Parker Says Fatal Accidents Bill Covers More Than Road Traffic Deaths

After a structured debate that saw opposition lawmakers push for progressive adjustments to modernize outdated legislation, Antigua and Barbuda’s Senate has formally approved the Fatal Accidents Bill 2026 — a comprehensive overhall of the country’s 102-year-old law governing wrongful death compensation claims. Leading the discussion from the opposition bench, Senator Malaka Parker has called on local residents to set aside narrow public misconceptions, emphasizing that the proposed legislation extends far beyond its most talked-about focus on road traffic fatalities to offer critical protections for grieving families across a wide spectrum of preventable death scenarios.

During floor debate on the bill, Parker pointed out that the overwhelming majority of public discourse around the new legislation has fixated exclusively on its implications for fatal road crashes, a framing that overlooks the bill’s much broader scope. Unlike the century-old law it replaces, the 2026 bill establishes a flexible, updated legal framework that enables dependent family members to pursue rightful compensation for any wrongful death caused by another party’s intentional misconduct or negligent action.

“The Fatal Accidents Bill is not simply about motor vehicle accidents,” Parker clarified to her fellow senators on the floor. She went on to outline the full range of scenarios the legislation covers, noting that it applies not only to road collisions but also to deaths resulting from medical malpractice, workplace safety failures, defective consumer products, aviation and maritime disasters, criminal violence, and many other forms of wrongful conduct.

Beyond expanding the bill’s scope, Parker highlighted that the new legislation brings Antigua and Barbuda’s wrongful death laws into line with 21st-century social realities and modern legal standards for compensation, updating outdated provisions that failed to reflect contemporary family structures.

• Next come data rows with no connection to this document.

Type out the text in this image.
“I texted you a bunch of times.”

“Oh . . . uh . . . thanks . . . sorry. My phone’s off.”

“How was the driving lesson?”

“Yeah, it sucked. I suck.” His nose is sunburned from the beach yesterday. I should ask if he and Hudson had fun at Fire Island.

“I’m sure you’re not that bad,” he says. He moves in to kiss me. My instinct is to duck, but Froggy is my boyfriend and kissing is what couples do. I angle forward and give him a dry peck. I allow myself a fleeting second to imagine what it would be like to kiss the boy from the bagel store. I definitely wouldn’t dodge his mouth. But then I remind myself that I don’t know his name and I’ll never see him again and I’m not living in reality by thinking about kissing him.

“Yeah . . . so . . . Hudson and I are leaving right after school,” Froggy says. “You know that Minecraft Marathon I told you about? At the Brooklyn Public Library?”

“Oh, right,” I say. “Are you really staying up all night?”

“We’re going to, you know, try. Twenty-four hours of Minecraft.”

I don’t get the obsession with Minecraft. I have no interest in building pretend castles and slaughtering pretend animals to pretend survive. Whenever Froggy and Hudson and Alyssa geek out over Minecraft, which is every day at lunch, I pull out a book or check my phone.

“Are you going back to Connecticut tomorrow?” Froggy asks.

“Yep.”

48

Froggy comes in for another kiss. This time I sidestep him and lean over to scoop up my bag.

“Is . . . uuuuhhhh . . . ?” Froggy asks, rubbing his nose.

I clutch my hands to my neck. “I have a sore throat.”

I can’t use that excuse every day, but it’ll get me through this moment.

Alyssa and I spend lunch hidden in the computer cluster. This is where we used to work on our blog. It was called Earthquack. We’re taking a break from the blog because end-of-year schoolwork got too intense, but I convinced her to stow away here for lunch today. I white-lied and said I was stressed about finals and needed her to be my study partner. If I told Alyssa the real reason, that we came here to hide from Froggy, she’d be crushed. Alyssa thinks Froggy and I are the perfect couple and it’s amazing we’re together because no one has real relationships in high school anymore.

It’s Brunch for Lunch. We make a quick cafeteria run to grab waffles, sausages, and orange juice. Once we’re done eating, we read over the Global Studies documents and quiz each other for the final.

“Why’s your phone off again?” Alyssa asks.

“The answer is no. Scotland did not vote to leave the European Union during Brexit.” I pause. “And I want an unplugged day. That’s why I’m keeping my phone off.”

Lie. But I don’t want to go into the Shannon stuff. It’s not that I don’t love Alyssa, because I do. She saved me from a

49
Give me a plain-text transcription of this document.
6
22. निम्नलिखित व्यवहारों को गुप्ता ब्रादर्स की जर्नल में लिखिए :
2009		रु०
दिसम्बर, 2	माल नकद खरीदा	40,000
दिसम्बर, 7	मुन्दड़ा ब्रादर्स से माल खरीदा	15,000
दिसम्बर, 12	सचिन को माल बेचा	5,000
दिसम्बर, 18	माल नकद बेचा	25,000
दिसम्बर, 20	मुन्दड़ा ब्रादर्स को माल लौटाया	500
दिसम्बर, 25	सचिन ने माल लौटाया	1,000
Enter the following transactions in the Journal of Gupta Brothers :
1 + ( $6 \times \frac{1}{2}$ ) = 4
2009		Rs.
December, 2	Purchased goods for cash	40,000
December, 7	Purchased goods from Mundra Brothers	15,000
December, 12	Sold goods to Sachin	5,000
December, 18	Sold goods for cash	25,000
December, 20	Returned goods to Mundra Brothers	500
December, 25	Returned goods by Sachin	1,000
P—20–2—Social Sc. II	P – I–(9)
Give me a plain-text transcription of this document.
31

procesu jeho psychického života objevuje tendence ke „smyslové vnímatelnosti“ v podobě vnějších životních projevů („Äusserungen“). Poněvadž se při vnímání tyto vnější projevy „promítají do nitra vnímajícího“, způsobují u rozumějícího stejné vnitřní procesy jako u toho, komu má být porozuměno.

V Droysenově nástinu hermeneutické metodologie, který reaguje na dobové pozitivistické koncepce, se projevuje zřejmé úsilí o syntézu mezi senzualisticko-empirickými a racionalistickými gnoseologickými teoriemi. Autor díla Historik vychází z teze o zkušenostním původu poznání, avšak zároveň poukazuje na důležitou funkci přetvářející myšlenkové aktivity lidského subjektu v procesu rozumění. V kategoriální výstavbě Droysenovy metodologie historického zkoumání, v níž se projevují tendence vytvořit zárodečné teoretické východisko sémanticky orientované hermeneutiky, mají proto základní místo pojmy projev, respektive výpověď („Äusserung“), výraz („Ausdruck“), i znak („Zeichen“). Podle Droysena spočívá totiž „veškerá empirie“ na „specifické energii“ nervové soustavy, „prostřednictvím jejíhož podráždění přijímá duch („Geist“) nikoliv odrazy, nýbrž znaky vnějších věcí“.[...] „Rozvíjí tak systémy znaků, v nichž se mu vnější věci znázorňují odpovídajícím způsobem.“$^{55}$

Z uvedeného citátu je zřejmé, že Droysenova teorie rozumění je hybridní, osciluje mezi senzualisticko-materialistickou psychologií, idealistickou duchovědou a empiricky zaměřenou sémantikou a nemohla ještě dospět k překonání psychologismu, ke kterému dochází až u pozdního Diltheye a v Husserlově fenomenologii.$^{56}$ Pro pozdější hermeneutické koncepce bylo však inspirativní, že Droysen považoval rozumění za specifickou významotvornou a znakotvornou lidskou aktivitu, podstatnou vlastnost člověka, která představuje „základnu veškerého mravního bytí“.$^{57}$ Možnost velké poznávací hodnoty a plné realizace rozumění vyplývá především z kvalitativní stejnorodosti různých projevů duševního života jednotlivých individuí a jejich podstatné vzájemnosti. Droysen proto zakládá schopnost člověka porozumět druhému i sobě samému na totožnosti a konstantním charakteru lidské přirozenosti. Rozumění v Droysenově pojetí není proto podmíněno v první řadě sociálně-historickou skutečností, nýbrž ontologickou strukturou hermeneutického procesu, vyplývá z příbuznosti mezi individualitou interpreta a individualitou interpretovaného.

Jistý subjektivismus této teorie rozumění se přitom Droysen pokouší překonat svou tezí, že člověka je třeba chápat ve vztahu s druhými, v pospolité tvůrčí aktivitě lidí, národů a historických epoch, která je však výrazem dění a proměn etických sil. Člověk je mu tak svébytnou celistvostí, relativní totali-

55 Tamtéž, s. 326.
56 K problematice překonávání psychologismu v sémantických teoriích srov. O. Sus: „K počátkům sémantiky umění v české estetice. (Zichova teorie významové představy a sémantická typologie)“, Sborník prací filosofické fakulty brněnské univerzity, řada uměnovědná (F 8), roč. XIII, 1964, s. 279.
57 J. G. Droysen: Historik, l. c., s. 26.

While Parker expressed full support for the bill’s overarching goals of expanding protections for grieving families and reforming the country’s outdated civil justice framework, she put forward several targeted amendments to strengthen the legislation’s impact.

Key amendments proposed by Parker included extending eligibility for bereavement damages to common-law partners, a change that aligns the law with modern relationship structures, implementing scheduled periodic reviews of the proposed $20,000 fixed bereavement award to adjust for inflation and maintain its real value over time, and cutting the mandatory waiting period before dependents can file certain compensation claims. Parker framed these adjustments as critical improvements to a bill that she described as a landmark step forward for Antigua and Barbuda’s civil justice system. Following debate, the Senate gave final approval to the bill, officially repealing the original 1924 Fatal Accidents Act and replacing it with the modernized 2026 framework.